With all the articles (ok, not that many, but a steady trickle) about the number of people either fleeing Iraq or becoming internal refugees, it's remarkable how few (none that I've seen, actually) actually discuss the refugees themselves. For example, back when the U.S. was bombing Fallujah to smithereens, I asked where were all the reporters (or any reporters) talking to the people who fled Fallujah, many of whom were living in tent cities in the desert. They were completely invisible as far as the corporate media was concerned.

Today's San Jose Mercury News finally bucks this trend with a story by one of my favorite mainstream reporters, Hannah Allam, herself a refugee of sorts (formerly the Baghdad bureau chief for Knight-Ridder, she's now part of the Beirut bureau of McClatchy). Allam profiles some of the 600,000 Iraqis living in Jordan (yes, that figure is for Jordan alone, and doesn't include "at least that many more [who] have fled to Syria, Egypt and other countries, testament to the viciousness of the war in their homeland.") As Allam notes, "the departed represent about 5 percent of Iraq's population of 27 million."
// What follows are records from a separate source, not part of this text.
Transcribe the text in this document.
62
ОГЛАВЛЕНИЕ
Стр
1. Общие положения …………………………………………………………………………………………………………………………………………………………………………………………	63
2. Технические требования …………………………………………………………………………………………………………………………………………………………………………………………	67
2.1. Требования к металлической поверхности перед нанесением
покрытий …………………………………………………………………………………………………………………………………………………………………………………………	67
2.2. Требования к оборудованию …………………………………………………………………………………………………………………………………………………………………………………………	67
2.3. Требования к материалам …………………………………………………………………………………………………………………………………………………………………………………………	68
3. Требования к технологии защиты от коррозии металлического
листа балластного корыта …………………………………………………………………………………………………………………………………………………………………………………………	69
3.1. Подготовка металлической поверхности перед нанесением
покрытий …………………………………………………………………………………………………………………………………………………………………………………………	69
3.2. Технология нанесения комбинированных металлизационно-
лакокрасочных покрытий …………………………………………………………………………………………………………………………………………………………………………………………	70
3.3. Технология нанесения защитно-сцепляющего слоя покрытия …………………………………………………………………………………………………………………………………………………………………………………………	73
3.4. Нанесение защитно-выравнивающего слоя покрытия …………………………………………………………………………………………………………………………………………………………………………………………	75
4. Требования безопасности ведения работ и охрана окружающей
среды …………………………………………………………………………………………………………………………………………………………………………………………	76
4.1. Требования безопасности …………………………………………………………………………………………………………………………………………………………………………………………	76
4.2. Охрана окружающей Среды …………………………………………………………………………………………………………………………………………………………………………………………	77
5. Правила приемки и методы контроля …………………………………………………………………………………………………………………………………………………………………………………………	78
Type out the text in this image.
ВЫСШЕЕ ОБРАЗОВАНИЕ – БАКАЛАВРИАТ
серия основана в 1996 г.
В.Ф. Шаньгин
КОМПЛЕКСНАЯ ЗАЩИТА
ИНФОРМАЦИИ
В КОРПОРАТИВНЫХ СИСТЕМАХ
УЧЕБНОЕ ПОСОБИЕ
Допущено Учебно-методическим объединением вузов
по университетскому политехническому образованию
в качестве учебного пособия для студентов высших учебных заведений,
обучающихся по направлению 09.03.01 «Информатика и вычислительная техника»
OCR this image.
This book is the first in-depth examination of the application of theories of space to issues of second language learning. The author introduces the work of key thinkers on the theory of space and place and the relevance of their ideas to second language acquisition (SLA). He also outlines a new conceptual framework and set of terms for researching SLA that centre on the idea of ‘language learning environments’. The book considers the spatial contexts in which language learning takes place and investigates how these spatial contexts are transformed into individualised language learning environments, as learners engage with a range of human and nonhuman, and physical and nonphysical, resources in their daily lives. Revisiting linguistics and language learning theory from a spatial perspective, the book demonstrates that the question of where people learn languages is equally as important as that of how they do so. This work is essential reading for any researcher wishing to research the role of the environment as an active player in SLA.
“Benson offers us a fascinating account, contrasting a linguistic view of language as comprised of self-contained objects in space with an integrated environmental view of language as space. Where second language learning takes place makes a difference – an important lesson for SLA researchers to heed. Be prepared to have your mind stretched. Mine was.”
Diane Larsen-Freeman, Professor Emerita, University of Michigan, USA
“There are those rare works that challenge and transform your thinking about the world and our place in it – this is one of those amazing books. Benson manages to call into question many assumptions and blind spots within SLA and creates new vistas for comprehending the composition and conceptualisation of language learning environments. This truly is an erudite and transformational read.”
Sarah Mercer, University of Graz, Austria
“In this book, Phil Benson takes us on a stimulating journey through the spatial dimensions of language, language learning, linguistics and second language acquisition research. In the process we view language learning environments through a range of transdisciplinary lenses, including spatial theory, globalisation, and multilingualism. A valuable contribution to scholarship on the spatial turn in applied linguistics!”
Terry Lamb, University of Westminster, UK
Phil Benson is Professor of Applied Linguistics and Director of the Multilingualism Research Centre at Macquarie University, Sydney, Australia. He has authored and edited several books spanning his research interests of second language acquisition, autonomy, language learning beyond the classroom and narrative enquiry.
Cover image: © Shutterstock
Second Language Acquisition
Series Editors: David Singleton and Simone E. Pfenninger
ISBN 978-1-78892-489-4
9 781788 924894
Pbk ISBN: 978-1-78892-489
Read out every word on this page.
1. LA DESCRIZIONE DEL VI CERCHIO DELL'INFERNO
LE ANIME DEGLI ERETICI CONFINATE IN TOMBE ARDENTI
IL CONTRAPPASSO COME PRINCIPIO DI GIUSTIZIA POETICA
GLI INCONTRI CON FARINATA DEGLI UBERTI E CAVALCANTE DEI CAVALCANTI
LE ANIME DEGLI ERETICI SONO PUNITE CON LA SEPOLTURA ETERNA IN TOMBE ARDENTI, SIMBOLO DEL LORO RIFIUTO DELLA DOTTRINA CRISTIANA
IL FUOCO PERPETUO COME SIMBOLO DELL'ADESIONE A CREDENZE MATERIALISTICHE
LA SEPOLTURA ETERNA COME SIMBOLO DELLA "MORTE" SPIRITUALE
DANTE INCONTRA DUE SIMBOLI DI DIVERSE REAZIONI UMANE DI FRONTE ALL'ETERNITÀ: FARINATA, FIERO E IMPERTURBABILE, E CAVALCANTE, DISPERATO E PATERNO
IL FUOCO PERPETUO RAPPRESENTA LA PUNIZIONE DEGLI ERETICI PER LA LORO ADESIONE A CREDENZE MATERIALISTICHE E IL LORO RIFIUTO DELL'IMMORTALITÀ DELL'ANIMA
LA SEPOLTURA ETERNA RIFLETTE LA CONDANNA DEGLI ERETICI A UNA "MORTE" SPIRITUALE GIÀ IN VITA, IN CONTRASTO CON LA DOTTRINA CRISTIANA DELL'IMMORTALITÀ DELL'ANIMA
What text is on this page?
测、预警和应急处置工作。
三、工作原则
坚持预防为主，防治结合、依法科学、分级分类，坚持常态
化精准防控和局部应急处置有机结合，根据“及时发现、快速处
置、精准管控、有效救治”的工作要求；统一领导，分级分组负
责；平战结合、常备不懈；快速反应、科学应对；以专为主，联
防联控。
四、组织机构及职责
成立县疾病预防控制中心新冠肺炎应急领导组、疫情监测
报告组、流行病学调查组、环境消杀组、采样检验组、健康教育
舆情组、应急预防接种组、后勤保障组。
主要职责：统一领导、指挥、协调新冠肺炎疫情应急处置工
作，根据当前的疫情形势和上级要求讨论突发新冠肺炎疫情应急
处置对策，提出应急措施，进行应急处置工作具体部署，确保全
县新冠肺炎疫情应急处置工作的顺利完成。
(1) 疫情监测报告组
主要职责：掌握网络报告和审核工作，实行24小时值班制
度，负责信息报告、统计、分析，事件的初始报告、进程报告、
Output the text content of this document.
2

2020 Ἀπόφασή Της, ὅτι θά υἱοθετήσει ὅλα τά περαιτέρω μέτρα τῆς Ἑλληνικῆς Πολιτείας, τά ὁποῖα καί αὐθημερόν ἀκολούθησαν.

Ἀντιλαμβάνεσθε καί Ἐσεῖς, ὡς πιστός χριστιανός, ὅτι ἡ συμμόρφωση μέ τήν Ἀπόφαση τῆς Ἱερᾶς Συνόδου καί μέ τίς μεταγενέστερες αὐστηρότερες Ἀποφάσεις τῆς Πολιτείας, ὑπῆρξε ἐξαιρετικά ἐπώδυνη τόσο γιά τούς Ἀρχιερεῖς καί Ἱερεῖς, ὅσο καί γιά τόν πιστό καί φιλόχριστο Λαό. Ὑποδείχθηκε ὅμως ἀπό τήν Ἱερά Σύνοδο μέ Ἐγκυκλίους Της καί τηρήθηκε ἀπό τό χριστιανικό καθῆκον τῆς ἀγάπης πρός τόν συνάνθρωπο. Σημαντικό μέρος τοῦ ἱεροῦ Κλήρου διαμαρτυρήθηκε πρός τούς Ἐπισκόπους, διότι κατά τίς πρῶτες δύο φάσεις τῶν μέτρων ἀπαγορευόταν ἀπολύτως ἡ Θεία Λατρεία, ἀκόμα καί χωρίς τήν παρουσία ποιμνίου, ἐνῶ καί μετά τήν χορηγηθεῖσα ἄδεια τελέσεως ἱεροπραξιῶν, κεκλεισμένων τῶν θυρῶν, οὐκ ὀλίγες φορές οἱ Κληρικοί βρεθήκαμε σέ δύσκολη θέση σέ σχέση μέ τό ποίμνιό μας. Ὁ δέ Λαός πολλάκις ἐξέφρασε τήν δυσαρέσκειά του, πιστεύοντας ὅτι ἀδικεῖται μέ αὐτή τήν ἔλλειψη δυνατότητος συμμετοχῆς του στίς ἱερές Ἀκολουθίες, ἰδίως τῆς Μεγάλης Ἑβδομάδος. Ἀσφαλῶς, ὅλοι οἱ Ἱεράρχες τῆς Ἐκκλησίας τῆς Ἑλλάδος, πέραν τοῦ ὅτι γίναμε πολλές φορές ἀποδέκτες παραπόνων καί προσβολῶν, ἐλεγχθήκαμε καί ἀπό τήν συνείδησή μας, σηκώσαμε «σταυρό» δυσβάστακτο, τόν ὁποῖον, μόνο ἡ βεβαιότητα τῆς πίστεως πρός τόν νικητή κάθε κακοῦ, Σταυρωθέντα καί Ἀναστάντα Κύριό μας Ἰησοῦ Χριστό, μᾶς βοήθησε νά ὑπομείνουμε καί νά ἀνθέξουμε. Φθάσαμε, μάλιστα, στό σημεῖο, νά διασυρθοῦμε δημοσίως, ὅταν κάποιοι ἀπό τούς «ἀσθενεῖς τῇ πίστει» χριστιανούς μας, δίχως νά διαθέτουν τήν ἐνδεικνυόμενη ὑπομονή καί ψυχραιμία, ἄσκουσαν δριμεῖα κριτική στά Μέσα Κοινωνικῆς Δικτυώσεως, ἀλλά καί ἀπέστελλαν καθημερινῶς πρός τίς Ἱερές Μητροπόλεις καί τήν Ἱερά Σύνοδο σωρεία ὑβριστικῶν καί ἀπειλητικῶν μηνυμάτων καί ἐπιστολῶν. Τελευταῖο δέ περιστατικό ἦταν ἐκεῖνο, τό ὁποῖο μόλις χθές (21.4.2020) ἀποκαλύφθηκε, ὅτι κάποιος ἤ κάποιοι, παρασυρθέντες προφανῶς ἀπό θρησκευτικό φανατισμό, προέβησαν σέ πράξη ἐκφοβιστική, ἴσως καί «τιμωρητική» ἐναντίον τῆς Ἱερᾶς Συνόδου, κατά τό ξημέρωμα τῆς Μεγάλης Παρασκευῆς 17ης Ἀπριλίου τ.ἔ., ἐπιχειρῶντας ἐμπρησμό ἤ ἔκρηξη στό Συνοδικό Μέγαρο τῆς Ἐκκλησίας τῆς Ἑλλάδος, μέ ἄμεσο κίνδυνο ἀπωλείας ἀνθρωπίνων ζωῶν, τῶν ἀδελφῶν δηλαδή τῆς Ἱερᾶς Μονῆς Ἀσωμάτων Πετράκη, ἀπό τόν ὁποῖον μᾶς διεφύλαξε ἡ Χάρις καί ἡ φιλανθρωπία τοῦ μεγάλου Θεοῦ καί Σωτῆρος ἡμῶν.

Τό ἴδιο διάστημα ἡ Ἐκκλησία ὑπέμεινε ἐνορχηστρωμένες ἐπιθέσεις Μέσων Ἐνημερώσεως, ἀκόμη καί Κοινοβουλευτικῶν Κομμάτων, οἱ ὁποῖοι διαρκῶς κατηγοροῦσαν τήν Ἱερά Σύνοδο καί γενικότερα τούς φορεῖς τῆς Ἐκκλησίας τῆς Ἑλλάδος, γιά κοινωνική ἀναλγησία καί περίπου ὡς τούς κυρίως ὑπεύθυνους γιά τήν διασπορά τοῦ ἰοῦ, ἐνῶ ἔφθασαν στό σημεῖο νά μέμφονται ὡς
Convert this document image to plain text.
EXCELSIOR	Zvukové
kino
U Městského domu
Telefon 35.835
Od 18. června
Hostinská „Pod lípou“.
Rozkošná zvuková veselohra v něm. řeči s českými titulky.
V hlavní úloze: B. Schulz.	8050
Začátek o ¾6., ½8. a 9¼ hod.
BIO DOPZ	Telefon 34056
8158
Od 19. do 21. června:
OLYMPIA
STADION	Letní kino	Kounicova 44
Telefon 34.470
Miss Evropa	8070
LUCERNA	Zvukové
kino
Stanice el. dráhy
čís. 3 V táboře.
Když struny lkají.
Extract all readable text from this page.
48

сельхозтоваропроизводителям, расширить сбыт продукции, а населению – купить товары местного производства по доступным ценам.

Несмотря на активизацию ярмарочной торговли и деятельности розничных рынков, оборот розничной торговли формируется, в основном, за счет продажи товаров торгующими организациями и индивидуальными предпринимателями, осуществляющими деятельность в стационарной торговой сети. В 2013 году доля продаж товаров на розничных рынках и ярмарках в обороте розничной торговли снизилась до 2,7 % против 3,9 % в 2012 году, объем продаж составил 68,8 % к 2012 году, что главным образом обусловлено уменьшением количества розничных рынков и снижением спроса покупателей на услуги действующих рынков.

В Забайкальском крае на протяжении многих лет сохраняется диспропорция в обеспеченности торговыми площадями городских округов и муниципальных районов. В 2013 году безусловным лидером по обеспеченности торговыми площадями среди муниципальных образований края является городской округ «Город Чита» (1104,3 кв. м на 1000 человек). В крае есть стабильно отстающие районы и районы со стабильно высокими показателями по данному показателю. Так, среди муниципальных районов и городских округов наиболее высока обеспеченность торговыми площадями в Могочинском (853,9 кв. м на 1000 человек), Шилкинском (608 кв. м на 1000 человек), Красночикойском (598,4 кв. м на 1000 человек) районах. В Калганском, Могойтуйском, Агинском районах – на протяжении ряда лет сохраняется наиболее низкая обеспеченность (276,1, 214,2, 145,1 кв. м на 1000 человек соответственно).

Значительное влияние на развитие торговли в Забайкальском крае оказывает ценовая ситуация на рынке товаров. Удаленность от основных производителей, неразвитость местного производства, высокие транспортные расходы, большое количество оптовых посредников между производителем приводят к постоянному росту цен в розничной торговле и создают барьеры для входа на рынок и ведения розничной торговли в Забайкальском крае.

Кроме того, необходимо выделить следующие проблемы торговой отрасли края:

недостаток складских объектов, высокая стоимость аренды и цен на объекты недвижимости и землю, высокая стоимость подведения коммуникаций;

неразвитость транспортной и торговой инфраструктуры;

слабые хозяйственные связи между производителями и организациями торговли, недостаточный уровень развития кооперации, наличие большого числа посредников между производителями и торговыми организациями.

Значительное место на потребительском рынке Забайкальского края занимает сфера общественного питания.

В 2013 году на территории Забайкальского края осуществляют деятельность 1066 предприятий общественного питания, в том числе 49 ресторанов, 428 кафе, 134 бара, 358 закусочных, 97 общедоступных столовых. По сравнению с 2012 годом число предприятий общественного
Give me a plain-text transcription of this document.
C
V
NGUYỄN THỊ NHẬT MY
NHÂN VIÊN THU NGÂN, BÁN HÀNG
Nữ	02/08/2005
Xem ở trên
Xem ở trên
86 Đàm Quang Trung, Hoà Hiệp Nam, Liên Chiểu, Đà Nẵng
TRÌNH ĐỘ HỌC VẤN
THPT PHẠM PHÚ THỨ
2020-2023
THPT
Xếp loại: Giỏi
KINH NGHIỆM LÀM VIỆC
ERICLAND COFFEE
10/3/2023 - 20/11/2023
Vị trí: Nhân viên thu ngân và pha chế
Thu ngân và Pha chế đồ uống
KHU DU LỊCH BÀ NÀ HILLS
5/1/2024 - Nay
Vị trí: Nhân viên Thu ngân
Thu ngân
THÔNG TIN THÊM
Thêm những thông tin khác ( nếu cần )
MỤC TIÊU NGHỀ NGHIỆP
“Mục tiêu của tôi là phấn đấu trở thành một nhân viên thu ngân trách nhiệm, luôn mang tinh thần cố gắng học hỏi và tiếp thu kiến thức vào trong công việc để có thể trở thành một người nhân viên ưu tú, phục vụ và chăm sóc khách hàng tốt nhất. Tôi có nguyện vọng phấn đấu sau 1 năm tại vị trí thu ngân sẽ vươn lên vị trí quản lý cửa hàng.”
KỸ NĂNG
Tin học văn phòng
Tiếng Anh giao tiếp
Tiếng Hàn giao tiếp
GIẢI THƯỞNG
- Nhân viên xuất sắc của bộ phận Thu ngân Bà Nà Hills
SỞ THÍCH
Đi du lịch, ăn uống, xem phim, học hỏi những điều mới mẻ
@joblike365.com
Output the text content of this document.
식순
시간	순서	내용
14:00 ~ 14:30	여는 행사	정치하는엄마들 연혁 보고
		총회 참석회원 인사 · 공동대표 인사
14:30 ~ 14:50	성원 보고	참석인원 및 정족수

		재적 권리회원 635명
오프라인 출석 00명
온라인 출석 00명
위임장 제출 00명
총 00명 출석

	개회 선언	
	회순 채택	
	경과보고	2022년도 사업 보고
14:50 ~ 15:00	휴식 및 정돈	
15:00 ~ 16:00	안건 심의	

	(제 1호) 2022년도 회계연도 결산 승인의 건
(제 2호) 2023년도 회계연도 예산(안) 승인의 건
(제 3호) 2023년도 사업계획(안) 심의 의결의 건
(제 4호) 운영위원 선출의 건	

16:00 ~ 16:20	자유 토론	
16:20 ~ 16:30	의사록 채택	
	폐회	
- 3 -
One of the most interesting parts of the article, similar to many of the things we read in years past (though not recently) from Riverbend on Baghdad Burning, is the intermingling of Shia and Sunni Iraqis in Jordan. There may be an "age-old" religious division between Shia and Sunni, but it certainly didn't manifest itself as a bloodbath until the Americans showed up to "liberate" the country.